My parents did the best thing ever for me when they got married: they moved out of the little Pennsylvania town Mom grew up in and settled in Milwaukee instead. Not sure if it was by conscious choice or because of the fact that in the mid-60s, a woman followed her husband as opposed to a man following his bride.

Now, I don't think anything is wrong with that town. I love that place. My family is still from there and around there and I am blessed to have my roots there. I'd be proud to say I was from there. But I'm not. And this is not about that. This is about my surrogate aunt.

"Aunt Angie" was one of my Dad's best friend's wife: they lived right down the hill and across the street from our home growing up. Aunt Angie and Uncle Les were not related by blood, but they were still my aunt and uncle. At that time in the 70s, in the Midwest? Their proper titles: Mr. and Mrs. Ermis? Was too formal. Because they were family, after all. So instead of calling them by that, Mom and Dad told us they were our Aunt and Uncle. Angie and Les were then and will always be my aunt and uncle, and mean as much to me as those who are by bloodlines.

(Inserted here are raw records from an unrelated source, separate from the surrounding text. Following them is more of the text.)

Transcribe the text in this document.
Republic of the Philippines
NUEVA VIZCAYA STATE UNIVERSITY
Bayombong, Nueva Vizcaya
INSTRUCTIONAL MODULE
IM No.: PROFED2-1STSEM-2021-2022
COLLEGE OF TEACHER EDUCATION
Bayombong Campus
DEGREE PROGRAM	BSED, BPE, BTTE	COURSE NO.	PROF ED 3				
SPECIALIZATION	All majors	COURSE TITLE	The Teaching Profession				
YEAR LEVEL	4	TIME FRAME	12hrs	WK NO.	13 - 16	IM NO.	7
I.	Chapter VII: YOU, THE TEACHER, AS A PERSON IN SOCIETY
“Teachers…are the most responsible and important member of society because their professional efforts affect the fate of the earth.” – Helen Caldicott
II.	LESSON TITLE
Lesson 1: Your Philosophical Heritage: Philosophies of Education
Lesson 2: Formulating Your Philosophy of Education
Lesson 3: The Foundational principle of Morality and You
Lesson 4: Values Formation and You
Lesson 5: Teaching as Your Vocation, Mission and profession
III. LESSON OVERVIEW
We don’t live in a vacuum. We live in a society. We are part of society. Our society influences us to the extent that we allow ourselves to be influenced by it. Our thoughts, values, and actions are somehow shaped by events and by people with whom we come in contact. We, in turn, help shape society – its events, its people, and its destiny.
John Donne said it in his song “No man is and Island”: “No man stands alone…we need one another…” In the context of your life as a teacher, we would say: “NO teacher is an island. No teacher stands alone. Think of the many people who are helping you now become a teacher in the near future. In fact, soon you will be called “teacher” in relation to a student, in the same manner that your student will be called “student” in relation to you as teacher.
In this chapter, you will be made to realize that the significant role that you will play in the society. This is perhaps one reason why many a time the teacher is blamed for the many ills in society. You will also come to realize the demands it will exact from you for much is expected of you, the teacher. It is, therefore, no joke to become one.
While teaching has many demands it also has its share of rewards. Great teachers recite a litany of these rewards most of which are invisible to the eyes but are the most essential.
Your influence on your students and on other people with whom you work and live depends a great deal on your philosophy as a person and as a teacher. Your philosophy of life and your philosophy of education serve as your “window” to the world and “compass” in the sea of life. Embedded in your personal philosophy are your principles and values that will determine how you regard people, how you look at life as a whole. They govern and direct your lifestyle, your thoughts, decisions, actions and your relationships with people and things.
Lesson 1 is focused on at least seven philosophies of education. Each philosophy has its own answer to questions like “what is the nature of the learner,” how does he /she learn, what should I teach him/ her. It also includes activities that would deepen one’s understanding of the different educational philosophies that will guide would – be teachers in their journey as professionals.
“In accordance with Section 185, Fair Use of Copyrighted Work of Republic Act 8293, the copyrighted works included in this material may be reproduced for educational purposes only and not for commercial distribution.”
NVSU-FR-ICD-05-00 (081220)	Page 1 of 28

I learned just a few minutes ago now from Uncle Les in an email that Aunt Angie passed away yesterday. It's a blessing and she's in peace now. I just got off the phone with Mom to make sure she knew too; she did. And it got me to thinking about how my "Aunt Angie" was such an amazing, loving substitute for the ones I had living 800 miles away I rarely got to see. She didn't ever try to take the place of them; she just filled the need I didn't have because of geography.

Angie was German-American and spoke in an accent and language sometimes my siblings and I would giggle about respectfully. She could not pronounce my Mom's name, for example: "Dorothy" sounded like "Dordy." We'd decorate cakes for my Mom reading "Happy birthday, Dordy!" and Angie would laugh over it, knowing we weren't mocking her but almost lovingly including her in something silly to laugh about.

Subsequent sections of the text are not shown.